Researchers have been tracking an ongoing malicious campaign targeting victims in Mexico, with a highly crafted tool built to steal financial information and login credentials for popular websites.
Researchers at Kaspersky Lab said today that the campaign, dubbed Dark Tequila, and its supporting infrastructure are unusually sophisticated, especially for a financial fraud operation — with its operations distilled down to a set of highly targeted and effective attack modules.
“A multi-stage payload is delivered to the victim only when certain conditions are met; avoiding infection when security suites are installed or the sample is being run in an analysis environment,” they said in a Tuesday post.
Researchers were able to deduce from the target list retrieved from the final payload that the campaign targets customers of several Mexican banking institutions. The payload contains comments embedded in the code written in the Spanish language, using regional words only spoken in Latin America, they said.
Already in 2018, researchers told Threatpost they have seen 30,000 campaign targets – and because they don’t have full visibility, the total number is even higher.
The newly-disclosed malware has slowly come into focus for researchers.
“The Dark Tequila campaign has been active since at least 2013, so all these years we have analyzed and detected its samples but never had a chance to take a global clustered look on it,” Dmitry Bestuzhev, director of Kaspersky Lab’s global research and analysis team in Latin America, told Threatpost. “By the end of 2017… we were able to understand it’s an organized campaign, and then we started our research calling it Dark Tequila because of its roots.”
Dark Tequila spreads using two known infection vectors: spear-phishing and infection by USB device (via one of the malware’s modules).
After the victim systems are infected, different modules decrypt and activate when instructed to do so by the command server.
The malware features six modules, including a service watchdog module responsible for making sure it’s running properly; an information-stealer that steals saved passwords from browsers, as well as email and FTP clients; and a keylogger and Windows Monitor module, which steals credentials from online banking sites, online flight reservation systems, Microsoft Office365, Amazon and GoDaddy, among others.
The malware also interestingly scoops login credentials from websites ranging from code-versioning repositories to public file storage accounts and domain registrars.
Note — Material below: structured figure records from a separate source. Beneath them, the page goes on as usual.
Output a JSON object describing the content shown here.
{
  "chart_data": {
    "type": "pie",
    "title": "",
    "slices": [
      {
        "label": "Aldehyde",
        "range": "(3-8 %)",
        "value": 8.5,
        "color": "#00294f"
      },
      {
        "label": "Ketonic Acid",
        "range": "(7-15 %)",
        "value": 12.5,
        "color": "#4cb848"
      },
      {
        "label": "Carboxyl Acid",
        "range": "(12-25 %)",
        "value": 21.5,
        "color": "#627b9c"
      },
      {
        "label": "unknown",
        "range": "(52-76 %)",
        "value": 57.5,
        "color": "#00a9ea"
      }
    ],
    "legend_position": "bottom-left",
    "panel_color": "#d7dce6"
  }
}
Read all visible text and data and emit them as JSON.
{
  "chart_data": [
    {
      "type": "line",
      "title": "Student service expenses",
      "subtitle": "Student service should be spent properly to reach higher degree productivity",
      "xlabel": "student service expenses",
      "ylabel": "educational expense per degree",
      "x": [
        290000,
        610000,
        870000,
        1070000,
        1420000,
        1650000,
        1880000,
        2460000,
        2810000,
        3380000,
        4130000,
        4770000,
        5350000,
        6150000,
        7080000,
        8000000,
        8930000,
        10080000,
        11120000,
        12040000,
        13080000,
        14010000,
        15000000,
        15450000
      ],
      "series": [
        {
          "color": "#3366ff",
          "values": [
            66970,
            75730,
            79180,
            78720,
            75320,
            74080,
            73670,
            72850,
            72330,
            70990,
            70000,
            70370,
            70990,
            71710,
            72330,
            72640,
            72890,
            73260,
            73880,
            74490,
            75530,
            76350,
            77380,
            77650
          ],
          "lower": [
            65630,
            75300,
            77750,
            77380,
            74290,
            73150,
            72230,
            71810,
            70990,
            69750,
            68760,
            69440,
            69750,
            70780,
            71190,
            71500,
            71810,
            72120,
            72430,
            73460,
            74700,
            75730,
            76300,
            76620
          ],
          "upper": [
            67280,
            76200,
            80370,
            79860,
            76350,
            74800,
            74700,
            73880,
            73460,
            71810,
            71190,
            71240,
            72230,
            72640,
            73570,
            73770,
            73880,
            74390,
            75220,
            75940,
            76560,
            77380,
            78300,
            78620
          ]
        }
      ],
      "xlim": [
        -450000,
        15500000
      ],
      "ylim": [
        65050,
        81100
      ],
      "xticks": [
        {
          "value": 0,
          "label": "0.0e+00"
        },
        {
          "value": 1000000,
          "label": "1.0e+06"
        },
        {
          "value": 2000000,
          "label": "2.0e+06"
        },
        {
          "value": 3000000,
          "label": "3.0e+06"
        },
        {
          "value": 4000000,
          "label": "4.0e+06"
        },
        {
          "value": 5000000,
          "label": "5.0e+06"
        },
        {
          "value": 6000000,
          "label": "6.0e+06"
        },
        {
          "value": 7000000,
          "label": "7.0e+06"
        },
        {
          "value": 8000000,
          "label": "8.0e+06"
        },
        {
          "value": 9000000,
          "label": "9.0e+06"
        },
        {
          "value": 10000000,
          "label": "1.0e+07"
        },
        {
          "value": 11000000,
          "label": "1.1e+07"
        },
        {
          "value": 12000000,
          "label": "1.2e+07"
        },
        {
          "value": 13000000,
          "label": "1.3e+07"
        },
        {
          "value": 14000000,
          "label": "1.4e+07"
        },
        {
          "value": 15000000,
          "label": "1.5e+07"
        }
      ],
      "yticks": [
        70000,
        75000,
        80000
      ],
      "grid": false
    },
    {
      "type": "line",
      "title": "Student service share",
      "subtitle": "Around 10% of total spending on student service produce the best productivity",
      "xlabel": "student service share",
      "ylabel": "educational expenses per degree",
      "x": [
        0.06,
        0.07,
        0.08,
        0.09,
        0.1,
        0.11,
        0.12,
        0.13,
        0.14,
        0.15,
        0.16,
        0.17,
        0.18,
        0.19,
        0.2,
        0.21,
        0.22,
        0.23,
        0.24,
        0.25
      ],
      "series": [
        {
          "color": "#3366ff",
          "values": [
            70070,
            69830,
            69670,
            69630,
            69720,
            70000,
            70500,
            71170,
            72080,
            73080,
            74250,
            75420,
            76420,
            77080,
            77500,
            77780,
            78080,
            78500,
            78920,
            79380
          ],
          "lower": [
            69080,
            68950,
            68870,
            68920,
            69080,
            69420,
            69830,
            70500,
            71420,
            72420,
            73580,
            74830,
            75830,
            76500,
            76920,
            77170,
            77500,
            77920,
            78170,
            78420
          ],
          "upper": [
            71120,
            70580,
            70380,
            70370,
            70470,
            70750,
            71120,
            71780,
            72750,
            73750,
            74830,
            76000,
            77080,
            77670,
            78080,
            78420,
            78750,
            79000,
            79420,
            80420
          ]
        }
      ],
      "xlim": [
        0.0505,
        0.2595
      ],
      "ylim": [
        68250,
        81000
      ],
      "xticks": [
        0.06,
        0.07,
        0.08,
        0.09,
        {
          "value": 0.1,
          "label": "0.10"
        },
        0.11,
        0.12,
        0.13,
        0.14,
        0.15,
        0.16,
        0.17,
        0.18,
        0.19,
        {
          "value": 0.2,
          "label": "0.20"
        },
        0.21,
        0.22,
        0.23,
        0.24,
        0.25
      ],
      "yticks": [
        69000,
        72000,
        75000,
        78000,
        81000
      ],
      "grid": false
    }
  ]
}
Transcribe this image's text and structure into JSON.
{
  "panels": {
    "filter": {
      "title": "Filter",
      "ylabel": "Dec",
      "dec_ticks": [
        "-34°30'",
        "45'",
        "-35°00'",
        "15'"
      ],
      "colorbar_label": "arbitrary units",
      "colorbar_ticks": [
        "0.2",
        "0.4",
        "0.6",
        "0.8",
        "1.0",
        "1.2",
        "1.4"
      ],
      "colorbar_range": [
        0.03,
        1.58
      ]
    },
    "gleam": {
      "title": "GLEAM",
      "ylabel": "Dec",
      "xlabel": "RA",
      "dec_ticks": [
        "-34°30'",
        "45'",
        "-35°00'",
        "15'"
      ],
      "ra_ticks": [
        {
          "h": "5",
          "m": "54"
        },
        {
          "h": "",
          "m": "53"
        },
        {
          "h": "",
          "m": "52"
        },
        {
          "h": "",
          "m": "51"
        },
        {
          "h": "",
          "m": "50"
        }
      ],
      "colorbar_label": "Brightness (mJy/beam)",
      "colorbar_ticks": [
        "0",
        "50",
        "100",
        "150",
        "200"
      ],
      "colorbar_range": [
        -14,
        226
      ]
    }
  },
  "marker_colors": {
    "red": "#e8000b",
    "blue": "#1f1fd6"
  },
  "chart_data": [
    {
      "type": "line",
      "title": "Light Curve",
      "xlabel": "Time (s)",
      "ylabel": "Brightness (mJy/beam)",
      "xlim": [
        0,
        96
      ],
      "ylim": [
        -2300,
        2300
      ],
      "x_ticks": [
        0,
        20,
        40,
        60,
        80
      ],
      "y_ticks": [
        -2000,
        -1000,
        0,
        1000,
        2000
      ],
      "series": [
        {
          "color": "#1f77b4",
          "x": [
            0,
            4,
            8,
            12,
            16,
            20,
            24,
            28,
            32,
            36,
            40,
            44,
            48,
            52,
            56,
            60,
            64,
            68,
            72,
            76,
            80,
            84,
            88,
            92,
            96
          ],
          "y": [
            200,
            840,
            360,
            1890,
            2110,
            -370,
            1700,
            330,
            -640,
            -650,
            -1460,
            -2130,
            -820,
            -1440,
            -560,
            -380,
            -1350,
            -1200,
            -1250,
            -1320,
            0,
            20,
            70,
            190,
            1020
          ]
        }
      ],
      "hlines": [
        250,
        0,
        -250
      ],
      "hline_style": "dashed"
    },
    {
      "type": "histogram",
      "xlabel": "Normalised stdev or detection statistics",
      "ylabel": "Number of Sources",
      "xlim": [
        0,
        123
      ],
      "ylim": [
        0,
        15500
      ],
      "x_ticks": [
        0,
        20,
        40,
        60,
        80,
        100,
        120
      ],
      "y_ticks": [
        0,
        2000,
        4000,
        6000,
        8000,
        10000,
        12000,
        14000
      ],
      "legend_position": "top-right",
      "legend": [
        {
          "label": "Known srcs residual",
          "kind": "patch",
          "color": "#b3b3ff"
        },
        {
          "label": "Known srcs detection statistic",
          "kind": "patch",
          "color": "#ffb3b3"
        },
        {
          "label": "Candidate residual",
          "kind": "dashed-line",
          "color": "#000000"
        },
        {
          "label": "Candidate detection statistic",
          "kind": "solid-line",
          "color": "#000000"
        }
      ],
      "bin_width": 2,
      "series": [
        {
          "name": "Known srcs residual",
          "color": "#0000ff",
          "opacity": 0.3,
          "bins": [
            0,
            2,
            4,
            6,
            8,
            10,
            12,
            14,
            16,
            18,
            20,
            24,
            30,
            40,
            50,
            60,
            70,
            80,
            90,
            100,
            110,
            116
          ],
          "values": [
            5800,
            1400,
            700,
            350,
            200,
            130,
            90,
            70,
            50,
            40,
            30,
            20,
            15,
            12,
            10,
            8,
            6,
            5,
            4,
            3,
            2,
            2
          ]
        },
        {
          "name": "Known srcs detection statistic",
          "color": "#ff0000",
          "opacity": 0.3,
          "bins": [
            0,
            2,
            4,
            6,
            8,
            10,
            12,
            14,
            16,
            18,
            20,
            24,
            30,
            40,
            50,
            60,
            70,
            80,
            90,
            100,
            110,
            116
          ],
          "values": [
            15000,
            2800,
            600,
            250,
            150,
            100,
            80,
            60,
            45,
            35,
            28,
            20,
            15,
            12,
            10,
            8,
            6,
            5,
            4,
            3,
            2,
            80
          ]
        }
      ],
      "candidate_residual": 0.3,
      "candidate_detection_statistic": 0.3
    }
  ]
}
All stolen data is uploaded to the server in encrypted form.
Another module is responsible for communicating with the command-and-control server, and verifying a man-in-the-middle (MiTM) network check is being performed (it does so by validating the certificates with a few very popular websites).
Dark Tequila also sniffs out “suspicious” activity around the system – such as whether it’s running on a virtual machine or if debugging tools are running in the background – and then executes a module to perform a full cleanup of the system and remove any persistence service.
The final module is a USB infector that copies an executable file to a removable drive to run automatically – enabling the malware to move offline through the victim’s network, even when only one machine was initially compromised via spear-phishing. So, when another USB is connected to the infected computer, it automatically becomes infected, and ready to spread the malware to another target.
This technique is especially useful for the threat actor when the targeted network is not connected to the rest of the world via internet or even email, Bestuzhev told Threatpost.
“USB propagation increases the number of infected machines and basically depends on how many USB devices and how frequently are being used in the victim’s network,” Bestuzhev told us. “While email is the initial infection vector, the USB [module] brings additional lateral movement propagations, which result in a higher number of infections.”
Bestuzhev said that the threat actor behind Dark Tequila knows Mexico well, making researchers speculate that the actor is linked or connected to the country in some way.
“The threat actor behind it strictly monitors and controls all operations,” researchers said. “If there is a casual infection, which is not in Mexico or is not of interest, the malware is uninstalled remotely from the victim’s machine.”
The campaign remains active, warned researchers, and “is designed to be deployed in any part of the world, and attack any targets according to the interests of the threat actor behind it.”